A move to partisan elections for School Board would require changing the Florida constitution thanks to an amendment passed in 1998 by more than 64% of voters. That means even if the Legislature passes the joint resolutions in the House and Senate, any change would need to go before voters in the next General Election, and it would take a 60% vote by the public to put the change into effect.
But Gruters believes voters are in a different place right now. While voters in the 1990s may not have viewed School Board seats as partisan posts, parties are already involved today in support or opposition to School Board candidates across the state.
“With everything going on right now, it makes perfect sense,” Gruters said. “There’s no transparency right now. It’s all a game to see who can conceal their identity the most while the parties are blasting who is in each party.”
Notably, the Sarasota County School Board in Gruters’ home county has a Democratic majority now, despite the fact Republican President Donald Trump carried the county by 28,000 votes in 2020. Last year, a Democrat, Tom Edwards, defeated incumbent Eric Robinson, a former Republican Party of Sarasota County chair.
Also of note, Roach, in deep red Lee County, has complained about the ideology of his local School Board, which has a 4-3 Republican majority despite Trump winning the county by nearly 76,000 votes, and is chaired by a registered Democrat.
Gruters said while parties will back candidates in their own party, many voters are left in the dark as candidate’s ideology doesn’t appear on the ballot and state law forbids them campaigning as a member of a party.
“People register with a certain party because they share similar beliefs and core values,” he said.
Gruters notably has said in state party meetings that retaking more school board seats statewide will be a priority for Florida Republicans this year. That said, he acknowledges partisan elections may make it easier to elect Republicans in Sarasota, but harder in Broward County.
“That’s unfortunate, but I would do a better job at voter registration or move to a county that shares your conservative values,” he advised of Republicans in blue counties.
But such a change to election systems won’t just impact candidates. It will also mean independent voters and those in a minority party will be frozen out of August elections when primaries get decided. With many partisan races like Senator or Representative, it’s those party nomination fights that effectively decide an office holder, especially considering write-in candidates can easily close primaries to registered voters within a party to get around Florida’s open Primary law.
At least in his home county, Gruters doesn’t see anything unfair about moving to a Primary system. Democrats will surely continue running candidates for School Board; it’s just voters will know who they are.

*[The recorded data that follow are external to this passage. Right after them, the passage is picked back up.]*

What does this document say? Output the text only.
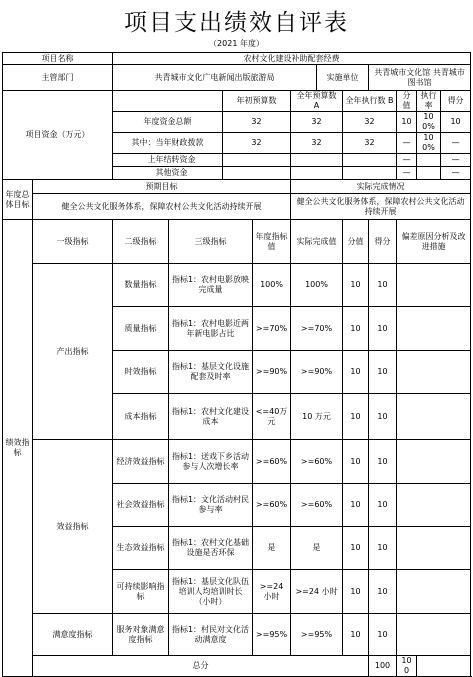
项目支出绩效自评表
（2021 年度）
项目名称		农村文化建设补助配套经费										
主管部门		共青城市文化广电新闻出版旅游局					实施单位		共青城市文化馆 共青城市图书馆			
项目资金（万元）				年初预算数		全年预算数 A		全年执行数 B		分值	执行率	得分
		年度资金总额		32		32		32		10	100%	10
		其中：当年财政拨款		32		32		32		—	100%	—
		上年结转资金								—		—
		其他资金								—		—
年度总体目标	预期目标					实际完成情况						
	健全公共文化服务体系，保障农村公共文化活动持续开展					健全公共文化服务体系，保障农村公共文化活动持续开展						
绩效指标	一级指标	二级指标	三级指标		年度指标值	实际完成值		分值	得分	偏差原因分析及改进措施		
	产出指标	数量指标	指标1：农村电影放映完成量		100%	100%		10	10			
		质量指标	指标1：农村电影近两年新电影占比		>=70%	>=70%		10	10			
		时效指标	指标1：基层文化设施配套及时率		>=90%	>=90%		10	10			
		成本指标	指标1：农村文化建设成本		<=40万元	10 万元		10	10			
	效益指标	经济效益指标	指标1：送戏下乡活动参与人次增长率		>=60%	>=60%		10	10			
		社会效益指标	指标1：文化活动村民参与率		>=60%	>=60%		10	10			
		生态效益指标	指标1：农村文化基础设施是否环保		是	是		10	10			
		可持续影响指标	指标1：基层文化队伍培训人均培训时长（小时）		>=24 小时	>=24 小时		10	10			
	满意度指标	服务对象满意度指标	指标1：村民对文化活动满意度		>=95%	>=95%		10	10			
	总分								100	100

But as education issues like mask mandates and Critical Race Theory — Gruters also signed on as Senate sponsor for Rep. Randy Fine’s bill extending a ban on teaching the controversial philosophy to the university level — Gruters said it’s more important than ever voters know candidates’ values before they’re put in charge of public schools.
“I think people want to know on both sides of the aisle,” he said. “It’s only people who try and play games; they are the ones who don’t want voters to know.”